Thank you to NetGalley and Lake Union Publishing for my advanced review copy. All opinions and thoughts are my own.

Christmas in Peachtree Bluff ~ Peachtree Bluff #4 (by Kristy Woodson Harvey) … amazing people with deep friendships

This fourth book in the Peachtree Bluff series is full of family dynamics. I enjoyed that each chapter is told from a different female character’s view … from Ansley, the family matriarch; to Caroline, Sloane, and Emerson, the three daughters; to Vivi, the granddaughter. With emotions flying all over the place with each character’s personal drama, you factor in in a hurricane and everything I topsy turvy. I have loved the town and people of Peachtree Bluff since book one. I want to move there and become part of this group of amazing people and develop deep friendships with the people who call it home.

Thank you to NetGalley and Gallery Books for my advanced review copy. All opinions and thoughts are my own.

Miss Julia Happily Ever After ~ Miss Julia #23 (by Ann B. Ross)

I love getting caught up in the antics of Miss Julia. And this book is full of fun laughable moments. Wedding bells are chiming … or hoping to chime … throughout Abbotsville. Miss Julia gets involved in all of the plans being made and is not happy with some of the unions. How can she keep from meddling when she has everyone’s best interest at heart. Then you factor in a gentleman who has all of the town atwitter with his streaking and exposing himself to all the ladies. The reactions of these gentrified women will have you laughing out loud. Once more Miss Julia entertains us and has you waiting for another grand adventure.
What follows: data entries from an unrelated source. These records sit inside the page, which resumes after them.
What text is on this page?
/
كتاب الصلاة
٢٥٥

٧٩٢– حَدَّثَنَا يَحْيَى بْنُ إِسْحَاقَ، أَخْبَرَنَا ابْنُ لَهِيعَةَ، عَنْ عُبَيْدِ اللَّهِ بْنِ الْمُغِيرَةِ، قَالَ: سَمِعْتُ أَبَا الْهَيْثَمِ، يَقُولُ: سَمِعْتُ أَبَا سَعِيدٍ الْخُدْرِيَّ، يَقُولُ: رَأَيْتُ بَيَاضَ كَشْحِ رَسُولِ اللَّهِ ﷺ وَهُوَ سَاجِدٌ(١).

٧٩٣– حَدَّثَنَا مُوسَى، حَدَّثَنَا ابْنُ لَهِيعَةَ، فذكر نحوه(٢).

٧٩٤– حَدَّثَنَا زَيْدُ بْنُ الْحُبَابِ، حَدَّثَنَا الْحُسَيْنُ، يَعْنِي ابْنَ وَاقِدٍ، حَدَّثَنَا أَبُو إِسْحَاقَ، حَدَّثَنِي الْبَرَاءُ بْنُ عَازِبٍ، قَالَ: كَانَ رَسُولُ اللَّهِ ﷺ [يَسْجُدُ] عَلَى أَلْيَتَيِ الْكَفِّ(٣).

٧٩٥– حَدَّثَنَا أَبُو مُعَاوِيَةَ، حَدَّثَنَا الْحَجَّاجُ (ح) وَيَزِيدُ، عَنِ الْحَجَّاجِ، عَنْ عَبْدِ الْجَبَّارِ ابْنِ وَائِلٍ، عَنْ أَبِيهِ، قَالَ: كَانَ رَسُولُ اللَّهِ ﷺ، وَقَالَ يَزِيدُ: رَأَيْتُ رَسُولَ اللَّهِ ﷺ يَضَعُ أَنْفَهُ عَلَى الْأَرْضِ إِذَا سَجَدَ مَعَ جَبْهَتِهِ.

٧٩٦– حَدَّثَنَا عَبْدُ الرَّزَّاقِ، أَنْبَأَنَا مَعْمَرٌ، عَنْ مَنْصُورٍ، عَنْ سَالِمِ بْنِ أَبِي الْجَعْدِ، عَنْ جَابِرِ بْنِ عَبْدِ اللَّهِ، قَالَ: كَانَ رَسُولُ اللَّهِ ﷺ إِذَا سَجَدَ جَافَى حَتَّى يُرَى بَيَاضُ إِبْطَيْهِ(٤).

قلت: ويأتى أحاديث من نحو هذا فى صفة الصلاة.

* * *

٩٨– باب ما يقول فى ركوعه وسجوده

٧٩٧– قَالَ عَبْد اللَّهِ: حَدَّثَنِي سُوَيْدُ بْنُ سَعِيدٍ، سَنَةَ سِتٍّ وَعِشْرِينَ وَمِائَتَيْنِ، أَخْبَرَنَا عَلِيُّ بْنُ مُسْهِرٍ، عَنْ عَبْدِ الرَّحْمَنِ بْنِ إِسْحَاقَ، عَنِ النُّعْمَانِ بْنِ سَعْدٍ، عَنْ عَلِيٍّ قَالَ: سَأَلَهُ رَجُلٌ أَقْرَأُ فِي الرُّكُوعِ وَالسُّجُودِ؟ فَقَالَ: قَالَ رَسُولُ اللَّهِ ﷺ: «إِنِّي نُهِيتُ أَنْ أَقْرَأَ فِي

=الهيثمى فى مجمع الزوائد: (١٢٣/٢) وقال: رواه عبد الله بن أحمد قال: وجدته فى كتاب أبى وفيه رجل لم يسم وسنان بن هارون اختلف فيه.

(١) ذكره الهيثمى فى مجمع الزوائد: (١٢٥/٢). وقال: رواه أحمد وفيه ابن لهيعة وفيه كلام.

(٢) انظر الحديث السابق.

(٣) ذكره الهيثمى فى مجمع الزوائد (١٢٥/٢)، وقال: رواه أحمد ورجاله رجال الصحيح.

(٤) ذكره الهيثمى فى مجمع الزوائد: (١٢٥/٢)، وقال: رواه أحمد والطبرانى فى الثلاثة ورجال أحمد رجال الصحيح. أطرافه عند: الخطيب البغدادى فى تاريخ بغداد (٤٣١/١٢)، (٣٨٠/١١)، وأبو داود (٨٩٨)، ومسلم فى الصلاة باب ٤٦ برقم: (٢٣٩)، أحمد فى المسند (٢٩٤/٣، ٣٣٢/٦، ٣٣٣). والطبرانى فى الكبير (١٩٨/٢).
Thank you to NetGalley and Viking for my advanced review copy. All opinions and thoughts are my own.

Murder at the Christmas Cookie Bake-off ~ Beacon Bakeshop #2 (by Darci Hannah) … lots of twists and turns

Even though I have not read the first book in the series, I enjoyed the second one. I will definitely go back and catch up with Lindsey Bakeswell and the other residents of Beacon Harbor. I liked the setting of a bakery in a lighthouse and the ghost of the former lighthouse keeper. The characters are well developed and I enjoyed getting to know them. There were lots of twists and turns and clues sprinkled throughout. These made for a fun and interesting read. Make sure you aren’t too hungry when you start reading this book or you’ll be digging in the pantry for some cookies!

Thank you to NetGalley and Kensington Publishing Corporation for my advanced review copy. All opinions and thoughts are my own.

Hope, Faith, and a Corpse ~ Faith Chapel #1 (by Laura Jensen Walker) … entertaining read

This is a delightful new cozy mystery that grabs your attention from the first page. I enjoyed getting to know all of the characters in Apple Springs. From Hope, the new (and first female) pastor at Faith Chapel Episcopal Church to her sister-in-law, members of Hope’s congregation to a much-despised Stanley King to Bethann, a former lead singer in a 60s girl band, you will be entertained. There are twists and turns as you follow Hope as she struggles to prove her innocence and discover the person who killed Stanley. This is a good start to a new series and I hope I will have an opportunity to go on more adventures with Hope and the delightful people of Apple Springs.

Thank you to NetGalley and Crooked Lane Books for my advanced review copy. All opinions and thoughts are my own.